For the second time in two days, the Wolverines failed to gain the doubles point. Michigan dominated in doubles early in the season, winning nine of its first 10 doubles matches.

“I’m concerned,” Michigan coach Bruce Berque said. “We were winning basically every doubles match we played early in the season. Our level has dropped off.”

Berque pointed to inconsistency in doubles serves as an area where the Wolverines need to return to their previous form.

In both doubles and singles, freshman Chris Madden and junior Andrew Mazlin provided Sunday’s lone bright spots, winning their doubles match at No. 3 and continuing their strong play individually in singles. Madden came back to win after dropping his first set, 4-6. Mazlin took out Illinois’ No. 94 nationally-ranked Billy Heiser, 6-4, 7-5.

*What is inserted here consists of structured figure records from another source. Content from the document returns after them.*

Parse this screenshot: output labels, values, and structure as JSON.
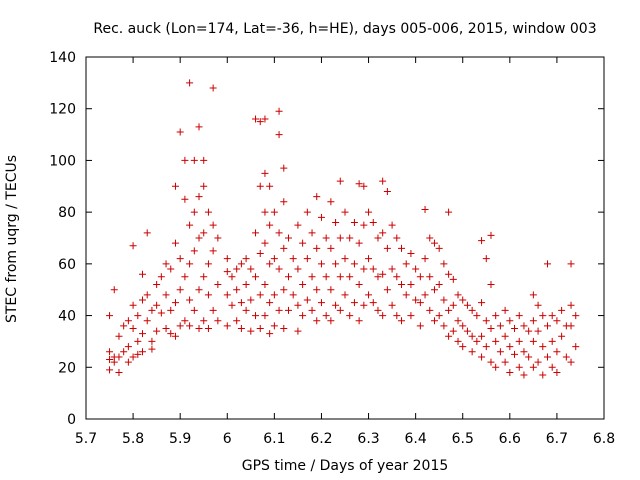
{
  "chart_data": {
    "type": "scatter",
    "title": "Rec. auck (Lon=174, Lat=-36, h=HE), days 005-006, 2015, window 003",
    "xlabel": "GPS time / Days of year 2015",
    "ylabel": "STEC from uqrg / TECUs",
    "xlim": [
      5.7,
      6.8
    ],
    "ylim": [
      0,
      140
    ],
    "xticks": [
      "5.7",
      "5.8",
      "5.9",
      "6",
      "6.1",
      "6.2",
      "6.3",
      "6.4",
      "6.5",
      "6.6",
      "6.7",
      "6.8"
    ],
    "yticks": [
      "0",
      "20",
      "40",
      "60",
      "80",
      "100",
      "120",
      "140"
    ],
    "grid": false,
    "marker": "+",
    "color": "#cc0000",
    "series": [
      {
        "points": [
          [
            5.75,
            40
          ],
          [
            5.75,
            26
          ],
          [
            5.75,
            23
          ],
          [
            5.75,
            19
          ],
          [
            5.76,
            50
          ],
          [
            5.76,
            24
          ],
          [
            5.76,
            22
          ],
          [
            5.77,
            32
          ],
          [
            5.77,
            24
          ],
          [
            5.77,
            18
          ],
          [
            5.78,
            36
          ],
          [
            5.78,
            26
          ],
          [
            5.79,
            38
          ],
          [
            5.79,
            28
          ],
          [
            5.79,
            22
          ],
          [
            5.8,
            67
          ],
          [
            5.8,
            44
          ],
          [
            5.8,
            35
          ],
          [
            5.8,
            24
          ],
          [
            5.81,
            40
          ],
          [
            5.81,
            30
          ],
          [
            5.81,
            25
          ],
          [
            5.82,
            56
          ],
          [
            5.82,
            46
          ],
          [
            5.82,
            33
          ],
          [
            5.82,
            26
          ],
          [
            5.83,
            72
          ],
          [
            5.83,
            48
          ],
          [
            5.83,
            38
          ],
          [
            5.84,
            42
          ],
          [
            5.84,
            30
          ],
          [
            5.84,
            27
          ],
          [
            5.85,
            52
          ],
          [
            5.85,
            44
          ],
          [
            5.85,
            34
          ],
          [
            5.86,
            55
          ],
          [
            5.86,
            41
          ],
          [
            5.87,
            60
          ],
          [
            5.87,
            48
          ],
          [
            5.87,
            35
          ],
          [
            5.88,
            58
          ],
          [
            5.88,
            42
          ],
          [
            5.88,
            33
          ],
          [
            5.89,
            90
          ],
          [
            5.89,
            68
          ],
          [
            5.89,
            45
          ],
          [
            5.89,
            32
          ],
          [
            5.9,
            111
          ],
          [
            5.9,
            62
          ],
          [
            5.9,
            50
          ],
          [
            5.9,
            36
          ],
          [
            5.91,
            100
          ],
          [
            5.91,
            85
          ],
          [
            5.91,
            55
          ],
          [
            5.91,
            38
          ],
          [
            5.92,
            130
          ],
          [
            5.92,
            75
          ],
          [
            5.92,
            60
          ],
          [
            5.92,
            46
          ],
          [
            5.92,
            36
          ],
          [
            5.93,
            100
          ],
          [
            5.93,
            80
          ],
          [
            5.93,
            65
          ],
          [
            5.93,
            42
          ],
          [
            5.94,
            113
          ],
          [
            5.94,
            86
          ],
          [
            5.94,
            70
          ],
          [
            5.94,
            50
          ],
          [
            5.94,
            35
          ],
          [
            5.95,
            100
          ],
          [
            5.95,
            90
          ],
          [
            5.95,
            72
          ],
          [
            5.95,
            55
          ],
          [
            5.95,
            38
          ],
          [
            5.96,
            80
          ],
          [
            5.96,
            60
          ],
          [
            5.96,
            48
          ],
          [
            5.96,
            35
          ],
          [
            5.97,
            128
          ],
          [
            5.97,
            75
          ],
          [
            5.97,
            65
          ],
          [
            5.97,
            42
          ],
          [
            5.98,
            70
          ],
          [
            5.98,
            52
          ],
          [
            5.98,
            38
          ],
          [
            6.0,
            62
          ],
          [
            6.0,
            57
          ],
          [
            6.0,
            48
          ],
          [
            6.0,
            36
          ],
          [
            6.01,
            55
          ],
          [
            6.01,
            44
          ],
          [
            6.02,
            58
          ],
          [
            6.02,
            50
          ],
          [
            6.02,
            38
          ],
          [
            6.03,
            60
          ],
          [
            6.03,
            45
          ],
          [
            6.03,
            35
          ],
          [
            6.04,
            62
          ],
          [
            6.04,
            52
          ],
          [
            6.04,
            42
          ],
          [
            6.05,
            58
          ],
          [
            6.05,
            46
          ],
          [
            6.05,
            34
          ],
          [
            6.06,
            116
          ],
          [
            6.06,
            72
          ],
          [
            6.06,
            55
          ],
          [
            6.06,
            40
          ],
          [
            6.07,
            115
          ],
          [
            6.07,
            90
          ],
          [
            6.07,
            64
          ],
          [
            6.07,
            48
          ],
          [
            6.07,
            35
          ],
          [
            6.08,
            116
          ],
          [
            6.08,
            95
          ],
          [
            6.08,
            80
          ],
          [
            6.08,
            68
          ],
          [
            6.08,
            52
          ],
          [
            6.08,
            40
          ],
          [
            6.09,
            90
          ],
          [
            6.09,
            75
          ],
          [
            6.09,
            60
          ],
          [
            6.09,
            45
          ],
          [
            6.09,
            33
          ],
          [
            6.1,
            80
          ],
          [
            6.1,
            62
          ],
          [
            6.1,
            48
          ],
          [
            6.1,
            36
          ],
          [
            6.11,
            119
          ],
          [
            6.11,
            110
          ],
          [
            6.11,
            72
          ],
          [
            6.11,
            58
          ],
          [
            6.11,
            42
          ],
          [
            6.12,
            97
          ],
          [
            6.12,
            84
          ],
          [
            6.12,
            66
          ],
          [
            6.12,
            50
          ],
          [
            6.12,
            35
          ],
          [
            6.13,
            70
          ],
          [
            6.13,
            55
          ],
          [
            6.13,
            42
          ],
          [
            6.14,
            62
          ],
          [
            6.14,
            48
          ],
          [
            6.15,
            75
          ],
          [
            6.15,
            58
          ],
          [
            6.15,
            44
          ],
          [
            6.15,
            34
          ],
          [
            6.16,
            68
          ],
          [
            6.16,
            52
          ],
          [
            6.16,
            40
          ],
          [
            6.17,
            80
          ],
          [
            6.17,
            62
          ],
          [
            6.17,
            46
          ],
          [
            6.18,
            72
          ],
          [
            6.18,
            55
          ],
          [
            6.18,
            42
          ],
          [
            6.19,
            86
          ],
          [
            6.19,
            66
          ],
          [
            6.19,
            50
          ],
          [
            6.19,
            38
          ],
          [
            6.2,
            78
          ],
          [
            6.2,
            60
          ],
          [
            6.2,
            45
          ],
          [
            6.21,
            70
          ],
          [
            6.21,
            55
          ],
          [
            6.21,
            40
          ],
          [
            6.22,
            84
          ],
          [
            6.22,
            66
          ],
          [
            6.22,
            50
          ],
          [
            6.22,
            38
          ],
          [
            6.23,
            76
          ],
          [
            6.23,
            60
          ],
          [
            6.23,
            44
          ],
          [
            6.24,
            92
          ],
          [
            6.24,
            70
          ],
          [
            6.24,
            55
          ],
          [
            6.24,
            42
          ],
          [
            6.25,
            80
          ],
          [
            6.25,
            62
          ],
          [
            6.25,
            48
          ],
          [
            6.26,
            70
          ],
          [
            6.26,
            55
          ],
          [
            6.26,
            40
          ],
          [
            6.27,
            76
          ],
          [
            6.27,
            60
          ],
          [
            6.27,
            45
          ],
          [
            6.28,
            91
          ],
          [
            6.28,
            68
          ],
          [
            6.28,
            52
          ],
          [
            6.28,
            38
          ],
          [
            6.29,
            90
          ],
          [
            6.29,
            75
          ],
          [
            6.29,
            58
          ],
          [
            6.29,
            44
          ],
          [
            6.3,
            80
          ],
          [
            6.3,
            62
          ],
          [
            6.3,
            48
          ],
          [
            6.31,
            76
          ],
          [
            6.31,
            58
          ],
          [
            6.31,
            45
          ],
          [
            6.32,
            70
          ],
          [
            6.32,
            55
          ],
          [
            6.32,
            42
          ],
          [
            6.33,
            92
          ],
          [
            6.33,
            72
          ],
          [
            6.33,
            56
          ],
          [
            6.33,
            40
          ],
          [
            6.34,
            88
          ],
          [
            6.34,
            66
          ],
          [
            6.34,
            50
          ],
          [
            6.35,
            75
          ],
          [
            6.35,
            58
          ],
          [
            6.35,
            44
          ],
          [
            6.36,
            70
          ],
          [
            6.36,
            55
          ],
          [
            6.36,
            40
          ],
          [
            6.37,
            66
          ],
          [
            6.37,
            52
          ],
          [
            6.37,
            38
          ],
          [
            6.38,
            60
          ],
          [
            6.38,
            48
          ],
          [
            6.39,
            64
          ],
          [
            6.39,
            52
          ],
          [
            6.39,
            40
          ],
          [
            6.4,
            58
          ],
          [
            6.4,
            46
          ],
          [
            6.41,
            55
          ],
          [
            6.41,
            45
          ],
          [
            6.41,
            36
          ],
          [
            6.42,
            81
          ],
          [
            6.42,
            62
          ],
          [
            6.42,
            48
          ],
          [
            6.43,
            70
          ],
          [
            6.43,
            55
          ],
          [
            6.43,
            42
          ],
          [
            6.44,
            68
          ],
          [
            6.44,
            50
          ],
          [
            6.44,
            38
          ],
          [
            6.45,
            66
          ],
          [
            6.45,
            52
          ],
          [
            6.45,
            40
          ],
          [
            6.46,
            60
          ],
          [
            6.46,
            46
          ],
          [
            6.46,
            36
          ],
          [
            6.47,
            80
          ],
          [
            6.47,
            56
          ],
          [
            6.47,
            42
          ],
          [
            6.47,
            32
          ],
          [
            6.48,
            54
          ],
          [
            6.48,
            44
          ],
          [
            6.48,
            34
          ],
          [
            6.49,
            48
          ],
          [
            6.49,
            38
          ],
          [
            6.49,
            30
          ],
          [
            6.5,
            46
          ],
          [
            6.5,
            36
          ],
          [
            6.5,
            28
          ],
          [
            6.51,
            44
          ],
          [
            6.51,
            34
          ],
          [
            6.52,
            42
          ],
          [
            6.52,
            32
          ],
          [
            6.52,
            26
          ],
          [
            6.53,
            40
          ],
          [
            6.53,
            30
          ],
          [
            6.54,
            69
          ],
          [
            6.54,
            45
          ],
          [
            6.54,
            32
          ],
          [
            6.54,
            24
          ],
          [
            6.55,
            62
          ],
          [
            6.55,
            38
          ],
          [
            6.55,
            28
          ],
          [
            6.56,
            71
          ],
          [
            6.56,
            52
          ],
          [
            6.56,
            35
          ],
          [
            6.56,
            22
          ],
          [
            6.57,
            40
          ],
          [
            6.57,
            30
          ],
          [
            6.57,
            20
          ],
          [
            6.58,
            36
          ],
          [
            6.58,
            26
          ],
          [
            6.59,
            42
          ],
          [
            6.59,
            32
          ],
          [
            6.59,
            22
          ],
          [
            6.6,
            38
          ],
          [
            6.6,
            28
          ],
          [
            6.6,
            18
          ],
          [
            6.61,
            35
          ],
          [
            6.61,
            25
          ],
          [
            6.62,
            40
          ],
          [
            6.62,
            30
          ],
          [
            6.62,
            20
          ],
          [
            6.63,
            36
          ],
          [
            6.63,
            26
          ],
          [
            6.63,
            17
          ],
          [
            6.64,
            34
          ],
          [
            6.64,
            24
          ],
          [
            6.65,
            48
          ],
          [
            6.65,
            38
          ],
          [
            6.65,
            30
          ],
          [
            6.65,
            20
          ],
          [
            6.66,
            44
          ],
          [
            6.66,
            34
          ],
          [
            6.66,
            22
          ],
          [
            6.67,
            40
          ],
          [
            6.67,
            28
          ],
          [
            6.67,
            17
          ],
          [
            6.68,
            60
          ],
          [
            6.68,
            36
          ],
          [
            6.68,
            24
          ],
          [
            6.69,
            40
          ],
          [
            6.69,
            30
          ],
          [
            6.69,
            20
          ],
          [
            6.7,
            38
          ],
          [
            6.7,
            26
          ],
          [
            6.7,
            18
          ],
          [
            6.71,
            42
          ],
          [
            6.71,
            32
          ],
          [
            6.72,
            36
          ],
          [
            6.72,
            24
          ],
          [
            6.73,
            60
          ],
          [
            6.73,
            44
          ],
          [
            6.73,
            36
          ],
          [
            6.73,
            22
          ],
          [
            6.74,
            40
          ],
          [
            6.74,
            28
          ]
        ]
      }
    ]
  }
}
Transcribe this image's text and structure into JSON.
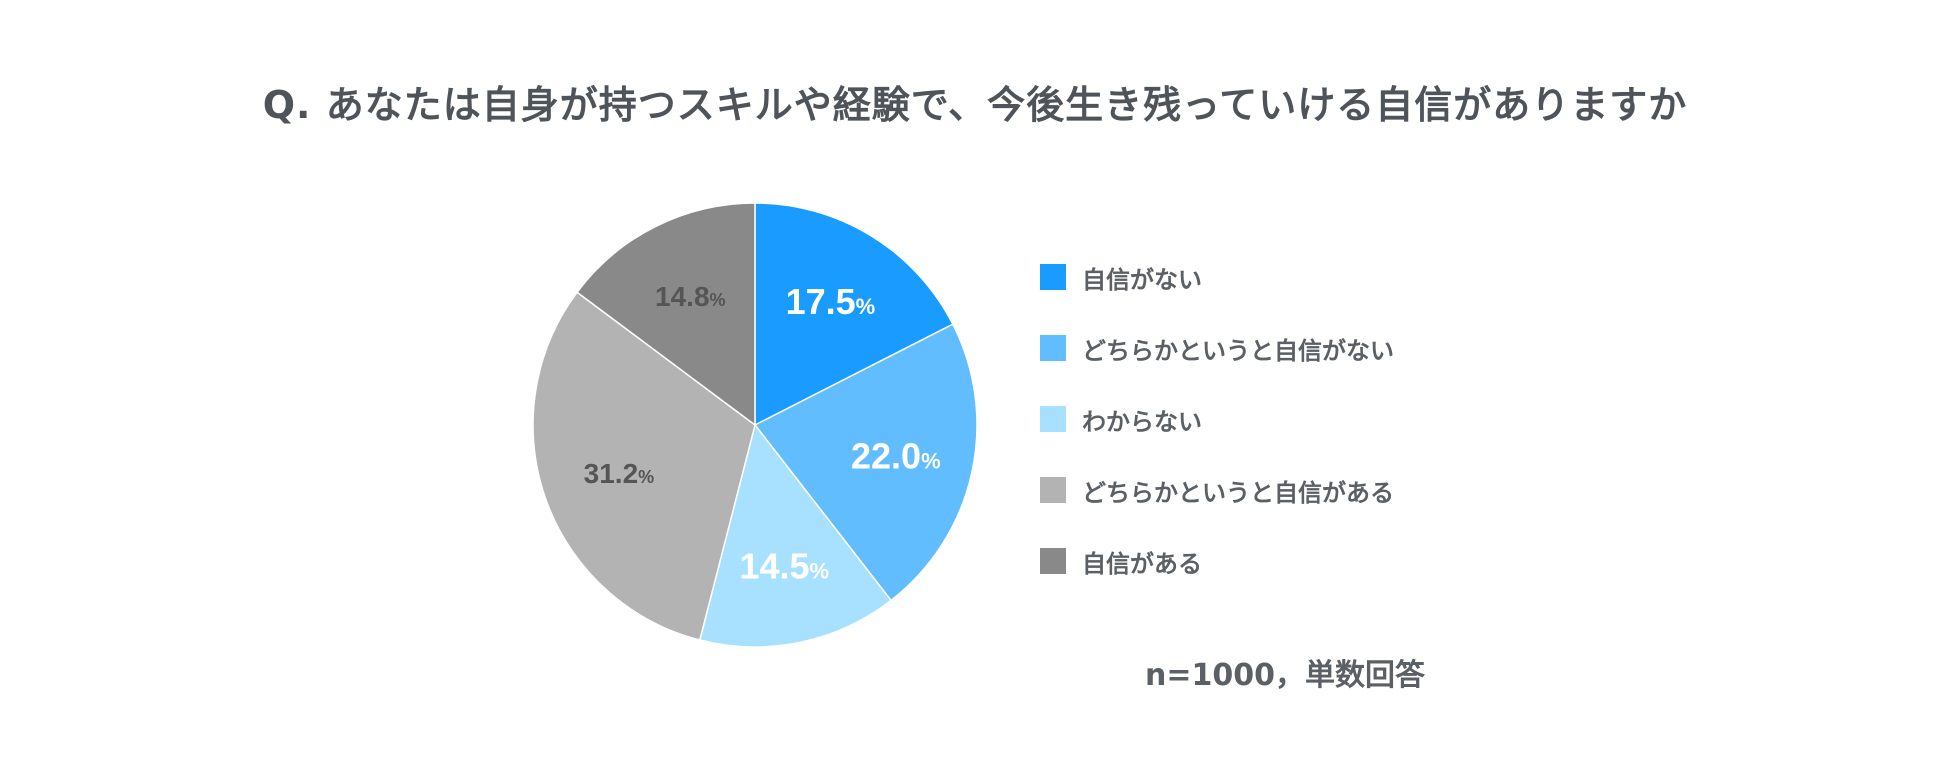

Michigan (7-1 Big Ten, 16-3 overall) struggled despite playing at full strength for the first time in several weeks. Freshman Jason Jung returned to the lineup this weekend from a minor wrist injury that kept him out of the lineup last week.

As a No. 1 doubles player with sophomore Mike Sroczynski and a No. 2 singles player, Jung is a valuable force in both components of dual-match play.

“It’s good to have him back,” Berque said. “He’s one of our best players, and we ask a lot for him as a freshman.”

Aside from a lack of execution, factors outside Michigan’s control may have contributed to its poor play on the court.

The team’s schedule was difficult this weekend. The Wolverines beat Purdue 4-3 in West Lafayette on Saturday and then traveled to Champaign for their Sunday match.

Though Berque wouldn’t use scheduling as an excuse, the fatigue incurred by back-to-back matches is difficult to dismiss.

“I don’t think we should be playing back-to-back matches on the road,” Berque said. “Tennis matches are long and very taxing. When you have to jump on a bus and drive a couple hours, it’s not a good situation. But I’m not sure how much that played into the result today.”

Michigan will have to get comfortable with the road because after next weekend’s home match against Notre Dame, the Wolverines will finish the season with two straight road matches against ranked Big Ten foes, Indiana and Ohio State.